I entered the crypto space almost two years ago with $400 USDT, completely clueless about it. A friend introduced me, and I started by investing in Solana and futures without any understanding of trading. Within two days, I lost my entire account. Determined, I deposited another $300, but within a week, I got liquidated again. I tried once more with $500, driven by revenge, but that too was wiped out the same day. At that point, I believed crypto was a scam and that nobody could succeed here.

However, seeing profit posts online made me reconsider. I learned that about 5% of traders were profitable, so I thought, if they can do it, why can’t I? I began searching for a mentor on platforms like TikTok, joined a few groups, and even paid for lessons, but I still ended up losing money. Eventually, a friend told me about a crypto mentor in Dubai. Although he only taught in-person, he referred me to someone in Asia who offered online classes.

This new mentor charged $1,000 USDT for a two-month course. I managed to arrange the money and started learning. The lessons were invaluable, and by the end of the course, I was trading profitably. I started with $400 USDT in my account and followed a disciplined approach, making $5-$10 daily to slowly grow my portfolio.

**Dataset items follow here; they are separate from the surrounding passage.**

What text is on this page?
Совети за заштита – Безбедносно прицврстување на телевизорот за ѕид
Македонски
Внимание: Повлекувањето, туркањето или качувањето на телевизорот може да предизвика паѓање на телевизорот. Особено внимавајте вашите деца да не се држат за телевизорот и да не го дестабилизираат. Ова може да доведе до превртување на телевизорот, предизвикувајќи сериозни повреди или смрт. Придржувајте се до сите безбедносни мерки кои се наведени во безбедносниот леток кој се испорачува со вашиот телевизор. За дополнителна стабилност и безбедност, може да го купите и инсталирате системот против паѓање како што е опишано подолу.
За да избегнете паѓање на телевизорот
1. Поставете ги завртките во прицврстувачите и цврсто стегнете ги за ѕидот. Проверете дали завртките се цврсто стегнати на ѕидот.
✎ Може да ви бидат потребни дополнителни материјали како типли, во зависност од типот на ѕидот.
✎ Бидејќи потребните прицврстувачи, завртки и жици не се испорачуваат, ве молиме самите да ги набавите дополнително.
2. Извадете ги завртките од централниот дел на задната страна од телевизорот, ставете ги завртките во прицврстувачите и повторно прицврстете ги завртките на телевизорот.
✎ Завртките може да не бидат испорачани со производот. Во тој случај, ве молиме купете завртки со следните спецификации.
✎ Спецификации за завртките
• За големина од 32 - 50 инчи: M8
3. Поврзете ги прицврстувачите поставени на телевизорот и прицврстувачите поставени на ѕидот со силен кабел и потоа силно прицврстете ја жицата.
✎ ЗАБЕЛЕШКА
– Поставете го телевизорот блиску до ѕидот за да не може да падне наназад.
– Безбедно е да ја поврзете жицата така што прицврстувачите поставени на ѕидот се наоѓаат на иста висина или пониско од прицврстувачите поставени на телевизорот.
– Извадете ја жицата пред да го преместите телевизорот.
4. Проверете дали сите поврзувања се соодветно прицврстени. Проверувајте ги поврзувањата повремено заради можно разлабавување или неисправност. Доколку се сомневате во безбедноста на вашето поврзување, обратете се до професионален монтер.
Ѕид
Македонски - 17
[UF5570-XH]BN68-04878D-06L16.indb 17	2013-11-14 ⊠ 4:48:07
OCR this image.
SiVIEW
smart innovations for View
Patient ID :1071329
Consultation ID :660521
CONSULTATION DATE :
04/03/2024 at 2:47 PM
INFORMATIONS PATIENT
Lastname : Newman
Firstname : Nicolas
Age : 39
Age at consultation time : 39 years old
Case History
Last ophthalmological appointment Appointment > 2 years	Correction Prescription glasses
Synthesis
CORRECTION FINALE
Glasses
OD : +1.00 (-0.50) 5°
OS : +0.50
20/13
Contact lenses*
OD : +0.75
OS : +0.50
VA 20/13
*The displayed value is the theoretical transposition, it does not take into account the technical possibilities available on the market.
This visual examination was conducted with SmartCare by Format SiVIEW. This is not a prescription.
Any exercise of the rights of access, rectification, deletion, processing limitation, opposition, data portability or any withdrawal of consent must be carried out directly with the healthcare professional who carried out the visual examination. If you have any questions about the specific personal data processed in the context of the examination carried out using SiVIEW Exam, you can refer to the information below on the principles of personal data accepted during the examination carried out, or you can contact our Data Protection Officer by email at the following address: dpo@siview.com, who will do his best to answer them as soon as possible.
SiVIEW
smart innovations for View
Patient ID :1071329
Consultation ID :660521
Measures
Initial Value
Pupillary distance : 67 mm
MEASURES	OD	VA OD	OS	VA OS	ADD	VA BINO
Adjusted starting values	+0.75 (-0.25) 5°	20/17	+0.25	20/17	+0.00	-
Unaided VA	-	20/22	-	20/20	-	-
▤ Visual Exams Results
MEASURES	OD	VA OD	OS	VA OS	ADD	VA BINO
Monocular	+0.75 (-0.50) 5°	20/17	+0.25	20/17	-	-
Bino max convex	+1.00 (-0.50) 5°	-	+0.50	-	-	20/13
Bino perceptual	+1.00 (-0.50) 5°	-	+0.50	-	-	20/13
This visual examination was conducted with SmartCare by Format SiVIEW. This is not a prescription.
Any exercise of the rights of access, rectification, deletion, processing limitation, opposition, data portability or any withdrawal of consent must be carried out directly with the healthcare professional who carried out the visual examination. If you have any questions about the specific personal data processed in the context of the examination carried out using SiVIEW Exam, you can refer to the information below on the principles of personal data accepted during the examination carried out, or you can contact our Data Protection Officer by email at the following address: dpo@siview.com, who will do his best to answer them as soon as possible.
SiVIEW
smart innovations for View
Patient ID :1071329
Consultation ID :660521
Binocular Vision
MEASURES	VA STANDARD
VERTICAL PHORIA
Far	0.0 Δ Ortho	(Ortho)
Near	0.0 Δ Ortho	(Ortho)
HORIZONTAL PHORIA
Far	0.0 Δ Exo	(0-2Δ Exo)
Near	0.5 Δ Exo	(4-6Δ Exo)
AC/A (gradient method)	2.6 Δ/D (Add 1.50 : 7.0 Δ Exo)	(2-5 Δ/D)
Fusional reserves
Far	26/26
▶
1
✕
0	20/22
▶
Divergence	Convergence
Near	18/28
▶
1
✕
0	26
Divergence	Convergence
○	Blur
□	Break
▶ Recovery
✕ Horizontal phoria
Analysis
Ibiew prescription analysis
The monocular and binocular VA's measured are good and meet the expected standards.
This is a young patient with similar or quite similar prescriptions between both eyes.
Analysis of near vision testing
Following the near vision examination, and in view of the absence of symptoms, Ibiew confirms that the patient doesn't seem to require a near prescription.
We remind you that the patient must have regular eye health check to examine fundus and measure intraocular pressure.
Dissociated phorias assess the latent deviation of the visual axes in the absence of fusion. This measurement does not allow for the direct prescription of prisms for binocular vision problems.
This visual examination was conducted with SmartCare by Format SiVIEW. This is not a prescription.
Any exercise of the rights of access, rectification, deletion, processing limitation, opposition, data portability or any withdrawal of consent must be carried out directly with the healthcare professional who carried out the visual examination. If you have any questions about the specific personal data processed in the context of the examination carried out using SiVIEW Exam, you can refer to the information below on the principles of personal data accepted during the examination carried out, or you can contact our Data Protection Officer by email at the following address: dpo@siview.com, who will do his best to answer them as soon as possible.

I spent countless hours observing charts across multiple timeframes and using different indicators to understand market behavior. Over time, I gained a lot of knowledge. A few months ago, I revisited futures trading. On my first day, I got liquidated, but it was only a small amount since I was cautious. Since then, I haven’t been liquidated for 4-5 months, and my account has grown to nearly $20,000. I now earn $4,000-$5,000 monthly through futures, using only $1,200 in my futures wallet, while keeping my main funds in spot and funding wallets.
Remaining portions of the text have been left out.